16. I hate leaving my house confident and looking good and then not seeing anyone of importance the entire day. What a waste.

17. I keep some people’s phone numbers in my phone just so I know not to answer when they call.

18. I think the freezer deserves a light as well.

19. I disagree with Kay Jewelers. I would bet on any given Friday or Saturday night more kisses begin with Miller Lite than Kay.

20. I wish Google Maps had an “Avoid Ghetto” routing option.

21. Sometimes, I’ll watch a movie that I watched when I was younger and suddenly realize I had no idea what the heck was going on when I first saw it.

22. I would rather try to carry 10 over-loaded plastic bags in each hand than take 2 trips to bring my groceries in.

23. The only time I look forward to a red light is when I’m trying to finish a text.

24. I have a hard time deciphering the fine line between boredom and hunger.

25. How many times is it appropriate to say “What?” before you just nod and smile because you still didn’t hear or understand a word they said?

26. I love the sense of camaraderie when an entire line of cars team up to prevent a jerk from cutting in at the front. Stay strong, brothers and sisters!

27. Shirts get dirty. Underwear gets dirty. Pants? Pants never get dirty, and you can wear them forever.

28. Is it just me or do high school kids get dumber & dumber every year?

29. There’s no worse feeling than that millisecond you’re sure you are going to die after leaning your chair back a little too far.

30. As a driver I hate pedestrians, and as a pedestrian I hate drivers, but no matter what the mode of transportation, I always hate bicyclists.

31. Sometimes I’ll look down at my watch 3 consecutive times and still not know what time it is.

32. Even under ideal conditions people have trouble locating their car keys in a pocket, finding their cell phone, and Pinning the Tail on the Donkey – but I’d bet my ass everyone can find and push the snooze button from 3 feet away, in about 1.7 seconds, eyes closed, first time, every time!

Friday, February 18th, 2011

Must people put a ‘:P’ in nearly everything they write? It makes me think they just had a stroke or have a drooling problem. Aside from the fact that it’s a disrespectful gesture meant as ‘In your face because what you said was stupid’- it prompts urges to slap them and I dislike slapping people.

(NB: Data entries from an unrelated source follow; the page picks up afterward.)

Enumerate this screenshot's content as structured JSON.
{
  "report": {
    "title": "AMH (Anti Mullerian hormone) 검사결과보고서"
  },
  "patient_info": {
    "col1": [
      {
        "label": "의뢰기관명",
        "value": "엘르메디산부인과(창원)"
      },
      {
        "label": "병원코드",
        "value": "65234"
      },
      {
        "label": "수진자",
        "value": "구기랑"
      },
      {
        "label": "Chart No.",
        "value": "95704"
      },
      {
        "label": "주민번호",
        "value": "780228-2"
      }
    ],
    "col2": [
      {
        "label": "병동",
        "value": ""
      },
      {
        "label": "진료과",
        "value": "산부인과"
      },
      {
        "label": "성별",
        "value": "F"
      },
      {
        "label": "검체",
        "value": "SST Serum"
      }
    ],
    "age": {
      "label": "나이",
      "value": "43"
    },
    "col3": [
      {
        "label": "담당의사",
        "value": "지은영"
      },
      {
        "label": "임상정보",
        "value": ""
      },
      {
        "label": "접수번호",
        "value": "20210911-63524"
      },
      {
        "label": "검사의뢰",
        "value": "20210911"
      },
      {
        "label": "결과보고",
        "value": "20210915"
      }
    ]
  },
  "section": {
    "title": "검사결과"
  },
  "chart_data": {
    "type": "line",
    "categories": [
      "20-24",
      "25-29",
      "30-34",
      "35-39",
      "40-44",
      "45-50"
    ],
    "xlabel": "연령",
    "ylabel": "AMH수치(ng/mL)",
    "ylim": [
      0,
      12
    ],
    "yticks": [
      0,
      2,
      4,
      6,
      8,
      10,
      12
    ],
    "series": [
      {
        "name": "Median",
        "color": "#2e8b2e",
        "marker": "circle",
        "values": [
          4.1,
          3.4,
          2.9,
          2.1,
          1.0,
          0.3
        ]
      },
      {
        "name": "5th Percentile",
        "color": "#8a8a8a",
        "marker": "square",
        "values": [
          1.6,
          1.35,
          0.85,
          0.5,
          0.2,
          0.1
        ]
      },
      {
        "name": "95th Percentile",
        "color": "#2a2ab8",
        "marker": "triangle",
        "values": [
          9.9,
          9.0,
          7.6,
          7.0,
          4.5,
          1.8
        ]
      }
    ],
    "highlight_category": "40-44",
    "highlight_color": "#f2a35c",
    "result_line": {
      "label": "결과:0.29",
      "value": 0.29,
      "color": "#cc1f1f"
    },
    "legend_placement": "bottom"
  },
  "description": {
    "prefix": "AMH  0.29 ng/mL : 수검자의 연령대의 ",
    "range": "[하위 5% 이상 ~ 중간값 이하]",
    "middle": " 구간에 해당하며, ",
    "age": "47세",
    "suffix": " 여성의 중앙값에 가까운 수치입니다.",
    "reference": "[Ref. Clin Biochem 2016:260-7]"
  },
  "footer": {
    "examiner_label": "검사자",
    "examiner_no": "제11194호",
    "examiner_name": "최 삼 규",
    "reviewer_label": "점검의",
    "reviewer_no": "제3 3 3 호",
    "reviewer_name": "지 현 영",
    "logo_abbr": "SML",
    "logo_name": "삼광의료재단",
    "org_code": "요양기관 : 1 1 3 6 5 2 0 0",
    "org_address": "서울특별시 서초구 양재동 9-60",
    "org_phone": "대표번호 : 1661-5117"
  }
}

Friday, February 18th, 2011

Fact vs. Truth

Is truth merely perception lacking fact or opinion lacking fact? Is truth in the eye of the beholder? Is fact based on current data and subject to change or is it concrete? Is nothing solid or concrete? Are there merely understandings of fact and truth? Is it all based in past and present tense? Is it truth and factual that I’m coming up with stupid questions at the end of a long work week and should perhaps place my fingers away from the keyboard? Is it merely opinion that my boyfriend is too busy at work watching and posting Youtube videos to drop me a simple “hello”?